BAKERSFIELD, Calif. (KGET) — Leaders in Kern’s Black community offered reaction Tuesday after a jury convicted former Minneapolis police officer Derek Chauvin in the death of George Floyd.
“Thank you God,” exclaimed Pastor Gregory Tatum as he heard the verdict read live on NBC News. Tatum’s daughter, Kristan Dinkins, and 12 year-old-grandson Kai watched as the judge rendered the verdict.
“I think what this verdict shows with this guilty verdict — that finally America gets it. Finally, our voices are being heard,” Tatum said he joined his hands together in prayer.
Dinkins, feeling a sense of optimism, noted how she would have felt if the verdict went the other way.

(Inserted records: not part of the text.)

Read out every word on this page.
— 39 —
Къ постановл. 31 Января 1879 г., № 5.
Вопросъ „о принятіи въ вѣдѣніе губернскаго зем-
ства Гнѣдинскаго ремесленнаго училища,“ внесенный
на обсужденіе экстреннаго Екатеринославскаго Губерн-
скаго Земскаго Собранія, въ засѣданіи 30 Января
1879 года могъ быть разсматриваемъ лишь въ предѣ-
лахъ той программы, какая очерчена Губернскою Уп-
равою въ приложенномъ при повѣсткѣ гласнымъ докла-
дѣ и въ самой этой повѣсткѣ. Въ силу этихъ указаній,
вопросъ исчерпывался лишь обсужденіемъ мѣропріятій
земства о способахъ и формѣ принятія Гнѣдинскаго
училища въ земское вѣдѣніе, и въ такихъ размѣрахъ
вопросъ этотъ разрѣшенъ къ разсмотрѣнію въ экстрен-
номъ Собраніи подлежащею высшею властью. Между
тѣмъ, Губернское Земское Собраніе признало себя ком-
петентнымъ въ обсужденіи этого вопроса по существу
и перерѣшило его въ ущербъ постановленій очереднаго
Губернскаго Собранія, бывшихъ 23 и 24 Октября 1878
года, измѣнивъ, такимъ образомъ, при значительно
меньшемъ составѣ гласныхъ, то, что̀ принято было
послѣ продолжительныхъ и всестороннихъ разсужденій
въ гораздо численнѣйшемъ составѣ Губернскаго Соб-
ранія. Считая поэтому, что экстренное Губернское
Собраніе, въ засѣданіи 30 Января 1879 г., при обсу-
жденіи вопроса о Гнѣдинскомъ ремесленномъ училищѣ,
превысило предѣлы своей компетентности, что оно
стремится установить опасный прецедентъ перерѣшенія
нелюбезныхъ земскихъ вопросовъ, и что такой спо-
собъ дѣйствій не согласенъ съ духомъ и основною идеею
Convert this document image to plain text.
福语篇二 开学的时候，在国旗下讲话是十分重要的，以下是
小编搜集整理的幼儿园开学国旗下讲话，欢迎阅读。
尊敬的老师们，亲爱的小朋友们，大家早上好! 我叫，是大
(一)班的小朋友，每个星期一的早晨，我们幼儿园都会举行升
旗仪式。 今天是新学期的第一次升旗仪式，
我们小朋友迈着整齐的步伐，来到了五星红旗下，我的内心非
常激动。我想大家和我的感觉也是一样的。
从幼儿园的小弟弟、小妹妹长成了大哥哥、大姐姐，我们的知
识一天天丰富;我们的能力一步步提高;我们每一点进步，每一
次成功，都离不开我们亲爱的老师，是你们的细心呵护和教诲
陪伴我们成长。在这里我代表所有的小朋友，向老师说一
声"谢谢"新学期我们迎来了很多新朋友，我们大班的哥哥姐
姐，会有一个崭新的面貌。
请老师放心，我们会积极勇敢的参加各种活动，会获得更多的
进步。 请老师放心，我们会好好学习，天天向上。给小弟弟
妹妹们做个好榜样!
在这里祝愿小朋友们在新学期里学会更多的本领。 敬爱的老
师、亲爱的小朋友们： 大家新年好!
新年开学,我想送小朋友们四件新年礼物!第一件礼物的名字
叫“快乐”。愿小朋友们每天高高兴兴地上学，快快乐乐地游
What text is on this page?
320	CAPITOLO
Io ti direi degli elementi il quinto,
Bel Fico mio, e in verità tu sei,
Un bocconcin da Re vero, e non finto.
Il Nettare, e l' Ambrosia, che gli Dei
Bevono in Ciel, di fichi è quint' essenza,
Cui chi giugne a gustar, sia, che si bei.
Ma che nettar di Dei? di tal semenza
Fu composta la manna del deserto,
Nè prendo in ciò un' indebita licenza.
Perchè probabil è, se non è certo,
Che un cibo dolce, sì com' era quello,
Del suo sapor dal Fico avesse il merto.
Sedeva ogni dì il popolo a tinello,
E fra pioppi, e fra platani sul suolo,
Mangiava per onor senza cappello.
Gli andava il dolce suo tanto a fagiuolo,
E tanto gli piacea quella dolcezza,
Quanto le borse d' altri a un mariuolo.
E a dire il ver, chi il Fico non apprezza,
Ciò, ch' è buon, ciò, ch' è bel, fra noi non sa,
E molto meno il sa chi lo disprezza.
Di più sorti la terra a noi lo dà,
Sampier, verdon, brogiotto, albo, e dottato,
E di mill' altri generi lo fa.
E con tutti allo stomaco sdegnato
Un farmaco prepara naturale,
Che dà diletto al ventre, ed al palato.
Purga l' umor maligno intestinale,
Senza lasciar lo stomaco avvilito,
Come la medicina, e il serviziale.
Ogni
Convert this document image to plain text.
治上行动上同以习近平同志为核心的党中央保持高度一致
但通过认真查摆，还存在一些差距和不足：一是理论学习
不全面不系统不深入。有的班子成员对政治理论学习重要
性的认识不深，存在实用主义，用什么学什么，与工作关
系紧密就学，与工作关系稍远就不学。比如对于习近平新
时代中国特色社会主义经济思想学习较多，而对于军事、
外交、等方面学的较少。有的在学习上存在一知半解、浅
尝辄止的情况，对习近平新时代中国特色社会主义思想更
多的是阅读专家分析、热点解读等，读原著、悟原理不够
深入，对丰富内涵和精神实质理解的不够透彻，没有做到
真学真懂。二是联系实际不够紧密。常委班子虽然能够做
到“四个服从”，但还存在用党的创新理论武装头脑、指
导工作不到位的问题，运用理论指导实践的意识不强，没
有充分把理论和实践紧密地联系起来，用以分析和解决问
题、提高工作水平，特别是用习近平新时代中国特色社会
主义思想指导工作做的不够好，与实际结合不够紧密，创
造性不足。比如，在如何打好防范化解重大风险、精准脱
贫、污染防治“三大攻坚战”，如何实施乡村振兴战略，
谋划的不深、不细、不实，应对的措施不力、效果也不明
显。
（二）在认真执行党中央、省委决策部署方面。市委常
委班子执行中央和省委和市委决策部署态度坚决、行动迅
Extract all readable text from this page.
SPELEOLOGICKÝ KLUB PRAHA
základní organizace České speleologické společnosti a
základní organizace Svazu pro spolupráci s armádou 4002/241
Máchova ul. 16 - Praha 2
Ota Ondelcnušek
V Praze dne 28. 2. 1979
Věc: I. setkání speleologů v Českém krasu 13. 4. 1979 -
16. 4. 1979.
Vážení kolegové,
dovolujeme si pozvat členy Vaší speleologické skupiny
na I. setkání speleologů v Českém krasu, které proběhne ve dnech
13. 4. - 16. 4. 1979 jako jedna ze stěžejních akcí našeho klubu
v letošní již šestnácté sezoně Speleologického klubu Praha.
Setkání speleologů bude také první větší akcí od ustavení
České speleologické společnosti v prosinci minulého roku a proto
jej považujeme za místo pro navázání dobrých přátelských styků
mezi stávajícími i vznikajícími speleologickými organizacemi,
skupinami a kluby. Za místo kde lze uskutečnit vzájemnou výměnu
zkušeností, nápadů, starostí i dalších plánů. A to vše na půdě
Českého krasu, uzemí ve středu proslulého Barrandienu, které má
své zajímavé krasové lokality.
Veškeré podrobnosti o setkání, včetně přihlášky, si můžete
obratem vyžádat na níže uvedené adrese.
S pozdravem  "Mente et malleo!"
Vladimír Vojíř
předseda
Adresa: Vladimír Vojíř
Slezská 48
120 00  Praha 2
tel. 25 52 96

“I feel like if it was anything aside from what it is, then I was going to feel like the gavel had dropped on hopelessness. But now, I’m starting to feel like a little mustard seed of hope.” That hope, she argued, must come with real, lasting change. A mother of three young Black boys, Dinkins said the Black experience in the United States must improve by the time they become young black men.
“You wake up stressed as a black person,” she said. “People take it as an aggressiveness, but you learn to live with a shell to protection where you already in tuned to what’s going on here, or what’s going on here, or how will they react to me here. And it’s locally. This is a practice. This is an unspoken truth.”
MLK Community Initiative Founder Arleana Waller offered a similar sentiment.
“As a mother to two Black, amazing songs, I should not live in fear that that if law enforcement lvie in fear that could be my last breath,” Waller said.
As for the verdict, Waller added that “every little change is a win. This is a little change, and we will take it.”